After serving as Raji's sidekick at BC, Brace now will serve as an apprentice to nose tackle Vince Wilfork, who will be in the last year of his contract, in the Patriots' 3-4 scheme.

"I just can't wait to get in there and learn the system from the coaches and also from [Wilfork], just because of the fact he's been in the league however many years he has," said Brace, who was an All-Atlantic Coast Conference second-team selection as a senior. "I remember watching him being drafted by the Patriots and I just can't wait to actually learn from him and the coaches."

While Brace said he was "speechless" when Belichick and team owner Robert Kraft called him at his home to inform him the Patriots were drafting him, Butler, a 5-11, 183-pounder from Fort Lauderdale, Fla., who patterned his play after former Patriots cornerback Asante Samuel, had a strong sense about the team's interest in him when Belichick attended his Pro Day workout at UConn.

"I talked to Mike Mayock [of the NFL Network] before I worked out and he said that Bill Belichick doesn't usually go to Pro Days," said Butler, who was one of four UConn players drafted in the first two rounds yesterday, along with running back Donald Brown (27th, Indianapolis), offensive lineman William Beatty (60th, Giants), and defensive end Cody Brown (63d, Arizona).

"I don't know if it was the geographical convenience or that he was interested in some players there [at UConn]," said Butler, an All-Big East first-team selection who recorded 180 tackles (125 solos), 25 pass deflections, and 10 interceptions to rank tied for eighth in school history. "It worked out and I guess he was interested enough to take me."

With the pick acquired from the Packers, the Patriots selected Butler.

"He's a real good athlete," Belichick said. "He had a real good Senior Bowl, an excellent workout at UConn; a high-quality kid.

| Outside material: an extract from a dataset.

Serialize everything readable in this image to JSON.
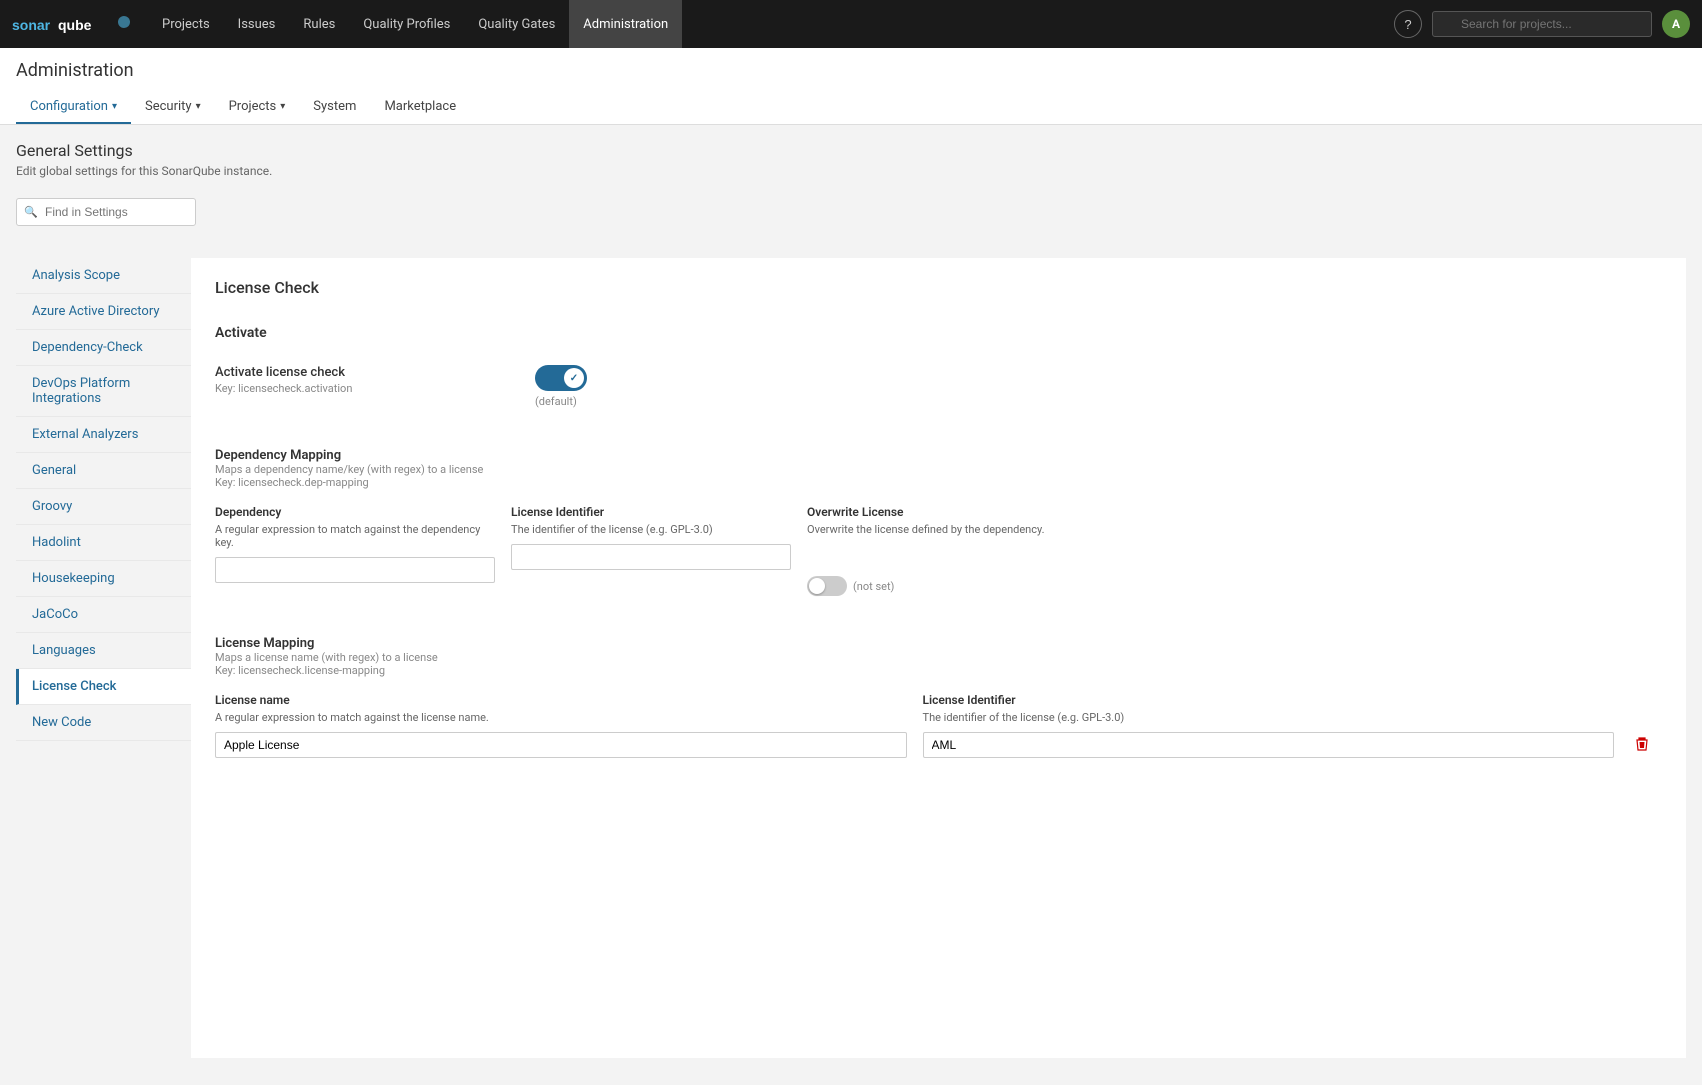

He had a very good understanding of the defense."

After playing his collegiate ball in New England, Butler, like Brace, will begin his professional career in the region.

"It's good," Butler said. "They have the same standards pretty much as I had in college. It's about discipline, doing hard work, and knowing your role for the good of the team. That's what the Patriots are about. They're about winning championships and that's what I'm about. I look forward to having the opportunity to go up there and help the team."